Frappes sur l'Iran : l'Espagne interdit l'utilisation de ses bases par les États-Unis
Le gouvernement espagnol a fermement refusé que ses bases militaires servent aux opérations américaines contre l'Iran. Madrid adopte ainsi une position singulière au sein de l'OTAN, condamnant des frappes jugées « unilatérales et dangereuses ».
Le ministre des Affaires étrangères espagnol, José Manuel Albares, a été catégorique : les installations militaires de Rota et Morón de la Frontera, en Andalousie, n'ont pas été utilisées et ne le seront pas pour les opérations contre l'Iran. Ces deux bases, bien qu'accueillant des forces américaines depuis les années 1950 dans le cadre d'accords bilatéraux, restent sous souveraineté nationale espagnole.
La ministre de la Défense, Margarita Robles, a enfoncé le clou lors d'une conférence de presse à la base aérienne d'Armilla. « Aucune assistance d'aucune sorte, absolument aucune », a-t-elle martelé, précisant que toute opération doit être conforme au droit international et bénéficier d'un soutien de la communauté internationale.
Une condamnation sans équivoque de Pedro Sánchez
Le Premier ministre Pedro Sánchez s'est montré particulièrement virulent dans sa critique des frappes américano-israéliennes. Sur le réseau social X, il a qualifié l'intervention d'« action militaire unilatérale » contribuant à « un ordre international plus incertain et hostile ». Cette prise de position fait de l'Espagne le seul pays de l'OTAN à avoir ouvertement condamné l'opération « Epic Fury ».
Le chef du gouvernement socialiste a également dénoncé les actions du régime iranien et des Gardiens de la Révolution, appelant à un retour urgent à la voie diplomatique. « Nous ne pouvons pas nous permettre une autre guerre prolongée », a-t-il averti, alors que les tensions ne cessent de s'intensifier au Moyen-Orient.
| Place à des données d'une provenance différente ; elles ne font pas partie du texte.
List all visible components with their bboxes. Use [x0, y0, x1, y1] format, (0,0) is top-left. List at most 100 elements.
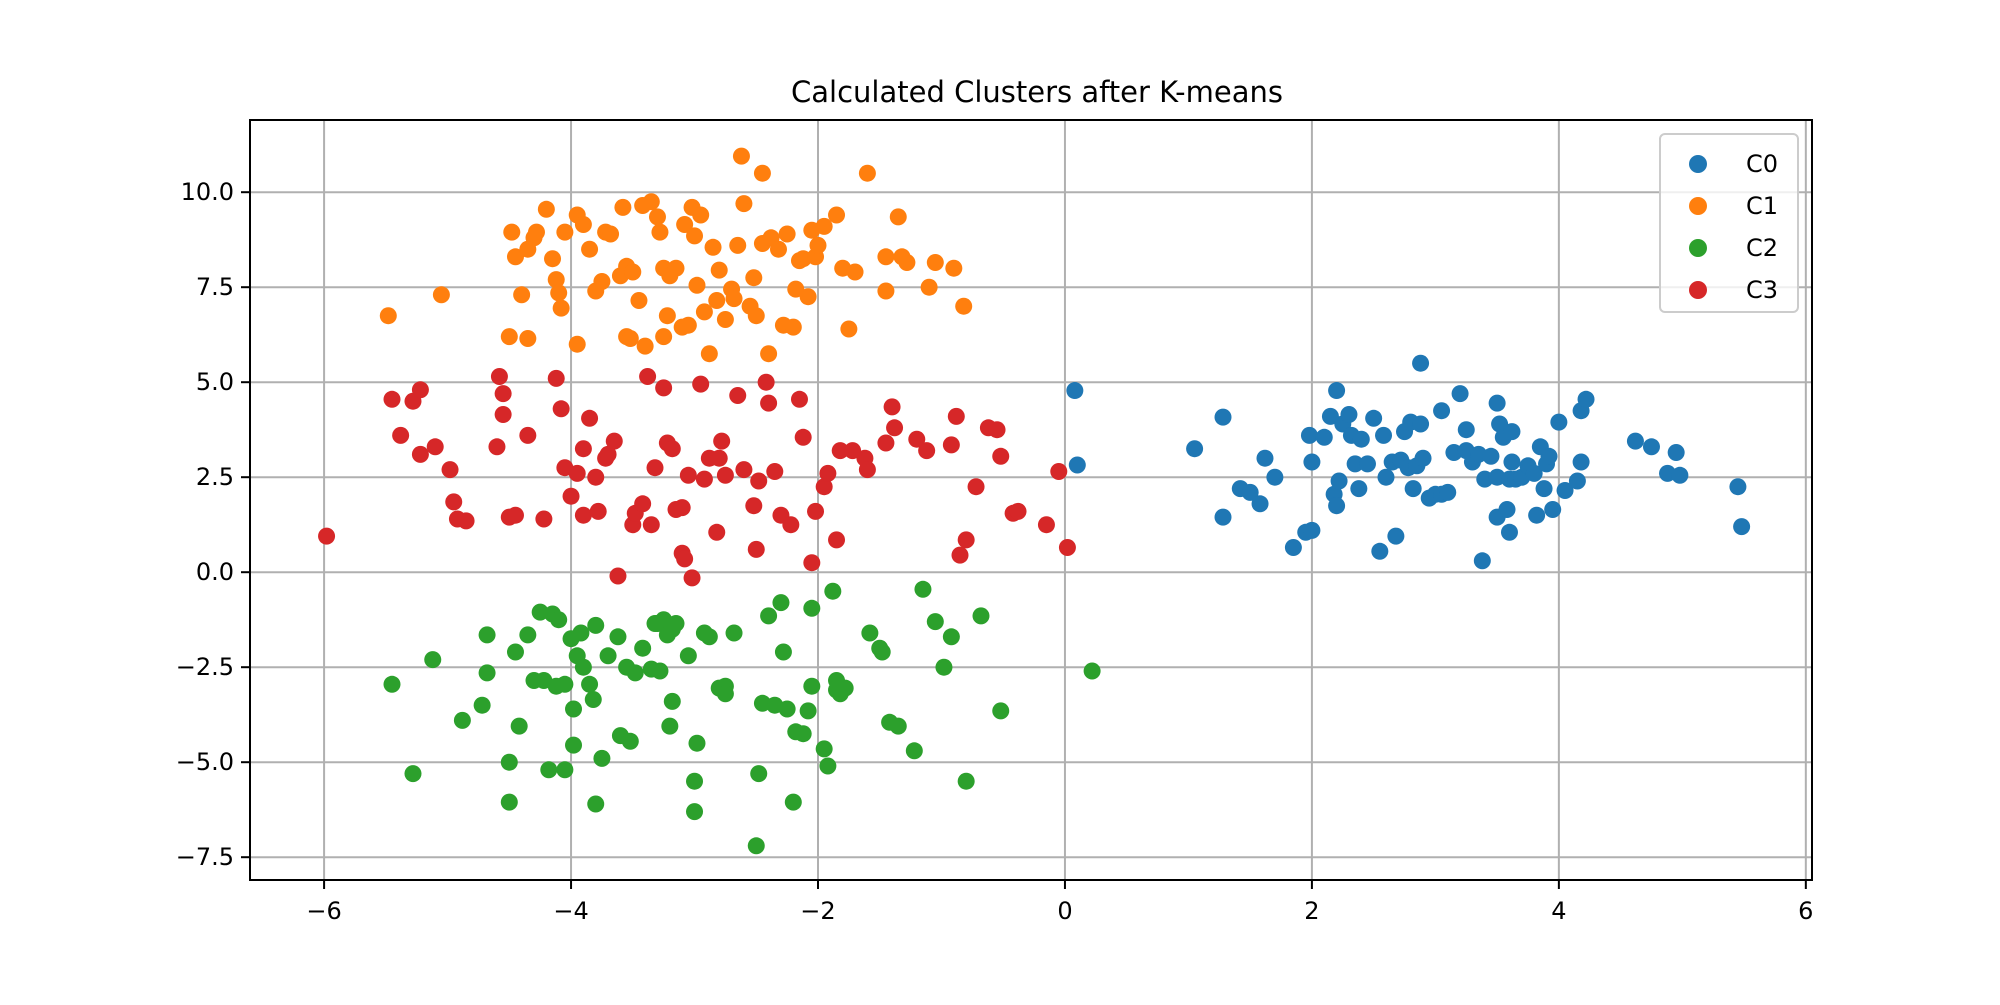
data-point: [478, 626, 496, 644]
data-point: [562, 487, 580, 505]
data-point: [1377, 468, 1395, 486]
data-point: [510, 717, 528, 735]
data-point: [787, 280, 805, 298]
data-point: [599, 647, 617, 665]
data-point: [1439, 483, 1457, 501]
x-tick-label: −4: [553, 897, 588, 925]
data-point: [1568, 472, 1586, 490]
data-point: [1375, 426, 1393, 444]
data-point: [774, 643, 792, 661]
data-point: [661, 717, 679, 735]
data-point: [819, 757, 837, 775]
data-point: [747, 837, 765, 855]
data-point: [926, 613, 944, 631]
data-point: [710, 449, 728, 467]
y-tick-label: 10.0: [181, 178, 234, 206]
data-point: [1457, 421, 1475, 439]
data-point: [1037, 516, 1055, 534]
y-tick-label: 5.0: [196, 368, 234, 396]
data-point: [500, 793, 518, 811]
data-point: [655, 328, 673, 346]
data-point: [404, 765, 422, 783]
series-C2: [383, 580, 1101, 855]
data-point: [1733, 518, 1751, 536]
data-point: [648, 208, 666, 226]
data-point: [506, 506, 524, 524]
x-axis-ticks: −6 −4 −2 0 2 4 6: [306, 880, 1813, 925]
data-point: [716, 685, 734, 703]
data-point: [1330, 472, 1348, 490]
data-point: [1346, 455, 1364, 473]
data-point: [1009, 502, 1027, 520]
data-point: [753, 164, 771, 182]
data-point: [750, 472, 768, 490]
data-point: [1414, 449, 1432, 467]
data-point: [565, 736, 583, 754]
data-point: [1540, 447, 1558, 465]
data-point: [858, 461, 876, 479]
data-point: [708, 523, 726, 541]
data-point: [1491, 415, 1509, 433]
data-point: [1473, 552, 1491, 570]
data-point: [1284, 539, 1302, 556]
data-point: [556, 675, 574, 693]
data-point: [1535, 480, 1553, 498]
data-point: [686, 227, 704, 245]
data-point: [1572, 453, 1590, 471]
y-tick-label: −7.5: [176, 843, 234, 871]
data-point: [547, 271, 565, 289]
data-point: [831, 442, 849, 460]
data-point: [957, 531, 975, 549]
data-point: [547, 369, 565, 387]
data-point: [972, 607, 990, 625]
data-point: [587, 468, 605, 486]
data-point: [500, 753, 518, 771]
data-point: [846, 263, 864, 281]
data-point: [988, 421, 1006, 439]
data-point: [626, 664, 644, 682]
data-point: [877, 248, 895, 266]
legend-marker: [1689, 239, 1707, 257]
data-point: [1350, 480, 1368, 498]
data-point: [1503, 453, 1521, 471]
data-point: [1251, 495, 1269, 513]
data-point: [574, 658, 592, 676]
data-point: [667, 615, 685, 632]
data-point: [599, 445, 617, 463]
data-point: [609, 567, 627, 585]
data-point: [587, 616, 605, 634]
series-C3: [318, 368, 1076, 587]
data-point: [769, 240, 787, 258]
data-point: [760, 345, 778, 363]
data-point: [1498, 501, 1516, 518]
data-point: [506, 248, 524, 266]
data-point: [605, 432, 623, 450]
data-point: [581, 240, 599, 258]
data-point: [602, 225, 620, 243]
data-point: [914, 580, 932, 598]
data-point: [815, 740, 833, 758]
data-point: [1482, 447, 1500, 465]
legend-marker: [1689, 155, 1707, 173]
data-point: [683, 569, 701, 587]
data-point: [1058, 539, 1076, 556]
data-point: [794, 428, 812, 446]
data-point: [457, 512, 475, 530]
data-point: [642, 516, 660, 534]
y-tick-label: −2.5: [176, 653, 234, 681]
data-point: [1671, 466, 1689, 484]
y-tick-label: 2.5: [196, 463, 234, 491]
data-point: [688, 734, 706, 752]
data-point: [1303, 521, 1321, 539]
data-point: [550, 611, 568, 629]
legend-box: [1659, 133, 1799, 313]
data-point: [1321, 407, 1339, 425]
data-point: [1358, 455, 1376, 473]
data-point: [908, 430, 926, 448]
data-point: [815, 217, 833, 235]
x-tick-label: 6: [1798, 897, 1813, 925]
legend-label: C2: [1746, 234, 1778, 262]
data-point: [1500, 523, 1518, 541]
data-point: [1328, 497, 1346, 515]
Cette position tranche avec celle adoptée par d'autres dirigeants européens. Emmanuel Macron a opté pour une posture plus nuancée, tandis que le Premier ministre britannique Keir Starmer a autorisé l'utilisation des bases britanniques pour des frappes qualifiées de « défensives ». La France, l'Allemagne et le Royaume-Uni ont même publié un communiqué conjoint condamnant les tirs de missiles iraniens sans critiquer l'offensive initiale.
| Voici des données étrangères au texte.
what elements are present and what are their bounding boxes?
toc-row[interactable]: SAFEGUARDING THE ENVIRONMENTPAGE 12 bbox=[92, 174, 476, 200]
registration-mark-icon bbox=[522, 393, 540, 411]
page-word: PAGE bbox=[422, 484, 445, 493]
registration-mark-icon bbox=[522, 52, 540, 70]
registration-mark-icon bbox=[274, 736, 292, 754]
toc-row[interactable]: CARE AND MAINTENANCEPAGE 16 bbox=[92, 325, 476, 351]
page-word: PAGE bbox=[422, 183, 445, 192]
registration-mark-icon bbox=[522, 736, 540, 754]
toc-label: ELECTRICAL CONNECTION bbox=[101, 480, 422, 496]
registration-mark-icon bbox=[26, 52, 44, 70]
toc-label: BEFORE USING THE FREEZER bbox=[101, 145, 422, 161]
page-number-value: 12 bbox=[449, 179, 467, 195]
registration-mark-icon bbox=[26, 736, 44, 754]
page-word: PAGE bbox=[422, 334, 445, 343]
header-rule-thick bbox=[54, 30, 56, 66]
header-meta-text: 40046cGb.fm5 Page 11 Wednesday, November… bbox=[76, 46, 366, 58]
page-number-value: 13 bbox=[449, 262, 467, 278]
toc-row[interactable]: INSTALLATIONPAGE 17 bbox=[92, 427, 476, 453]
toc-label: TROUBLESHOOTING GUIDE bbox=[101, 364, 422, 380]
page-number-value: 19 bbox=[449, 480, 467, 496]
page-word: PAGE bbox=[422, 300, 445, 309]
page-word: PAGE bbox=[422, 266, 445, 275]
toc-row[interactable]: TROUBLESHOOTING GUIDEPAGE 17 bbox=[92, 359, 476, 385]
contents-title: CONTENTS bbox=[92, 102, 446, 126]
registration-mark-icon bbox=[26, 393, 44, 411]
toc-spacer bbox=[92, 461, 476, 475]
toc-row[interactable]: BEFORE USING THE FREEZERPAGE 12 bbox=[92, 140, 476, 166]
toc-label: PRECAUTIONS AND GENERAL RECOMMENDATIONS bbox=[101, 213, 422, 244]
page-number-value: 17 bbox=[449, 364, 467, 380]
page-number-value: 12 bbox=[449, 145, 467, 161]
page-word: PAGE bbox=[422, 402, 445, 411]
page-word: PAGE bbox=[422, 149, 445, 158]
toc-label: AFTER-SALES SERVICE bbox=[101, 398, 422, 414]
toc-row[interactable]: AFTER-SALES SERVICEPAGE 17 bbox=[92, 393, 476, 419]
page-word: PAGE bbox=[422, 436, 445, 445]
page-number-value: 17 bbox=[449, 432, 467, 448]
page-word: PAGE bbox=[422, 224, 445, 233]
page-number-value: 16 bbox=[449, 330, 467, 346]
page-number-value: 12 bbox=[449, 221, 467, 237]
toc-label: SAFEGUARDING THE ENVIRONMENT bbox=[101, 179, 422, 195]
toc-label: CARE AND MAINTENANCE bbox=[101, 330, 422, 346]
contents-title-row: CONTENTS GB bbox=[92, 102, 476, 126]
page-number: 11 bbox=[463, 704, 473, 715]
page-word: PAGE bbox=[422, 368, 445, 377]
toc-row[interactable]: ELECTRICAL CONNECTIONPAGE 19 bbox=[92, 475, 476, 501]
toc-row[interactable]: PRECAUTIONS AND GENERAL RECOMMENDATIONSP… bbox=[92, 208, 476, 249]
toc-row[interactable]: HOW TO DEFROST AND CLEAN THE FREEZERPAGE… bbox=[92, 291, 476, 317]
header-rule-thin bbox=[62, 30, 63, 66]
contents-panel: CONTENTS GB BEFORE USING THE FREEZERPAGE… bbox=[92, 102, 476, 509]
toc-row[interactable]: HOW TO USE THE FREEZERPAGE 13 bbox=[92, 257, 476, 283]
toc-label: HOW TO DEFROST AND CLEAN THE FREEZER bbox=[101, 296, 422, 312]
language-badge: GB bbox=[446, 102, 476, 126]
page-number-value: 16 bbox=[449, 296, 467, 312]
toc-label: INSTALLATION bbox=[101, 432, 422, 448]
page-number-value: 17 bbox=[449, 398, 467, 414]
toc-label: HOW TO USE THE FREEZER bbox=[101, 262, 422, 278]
Retrait des avions américains vers l'Allemagne
Face au refus espagnol, le Pentagone a dû réorganiser son dispositif. Quinze avions ravitailleurs KC-135, déployés sur les bases andalouses, ont quitté le territoire espagnol ce week-end. Selon les données de FlightRadar24, neuf appareils ont décollé de Morón dimanche pour rejoindre la base aérienne de Ramstein, en Allemagne. Deux autres ont quitté Rota en direction du sud de la France.
Le journal El País a néanmoins révélé que deux destroyers anti-missiles de l'US Navy, l'USS Roosevelt et l'USS Bulkeley, stationnés à Rota, auraient participé aux frappes après s'être déplacés en Méditerranée orientale. Une information que Madrid n'a pas commentée.
Cette décision s'inscrit dans la continuité de la politique étrangère du gouvernement Sánchez. L'Espagne s'était déjà déclarée prête à déployer des soldats en Palestine pour maintenir la paix, marquant sa volonté de peser dans la résolution des conflits au Moyen-Orient.
La réaction israélienne ne s'est pas fait attendre. Le ministre des Affaires étrangères Gideon Sa'ar a accusé l'Espagne de « se ranger du côté de l'Iran » et de soutenir « tous les tyrans du monde ». Des propos qui illustrent les tensions croissantes entre Madrid et Tel-Aviv, déjà vives depuis la reconnaissance de l'État palestinien par l'Espagne.
Sur le plan intérieur, cette position ne fait pas l'unanimité. Santiago Abascal, président du parti d'extrême droite Vox, accuse le gouvernement d'affaiblir les alliances occidentales et de fragiliser la position internationale de l'Espagne. À l'inverse, la vice-présidente Yolanda Díaz a appelé à un cessez-le-feu immédiat.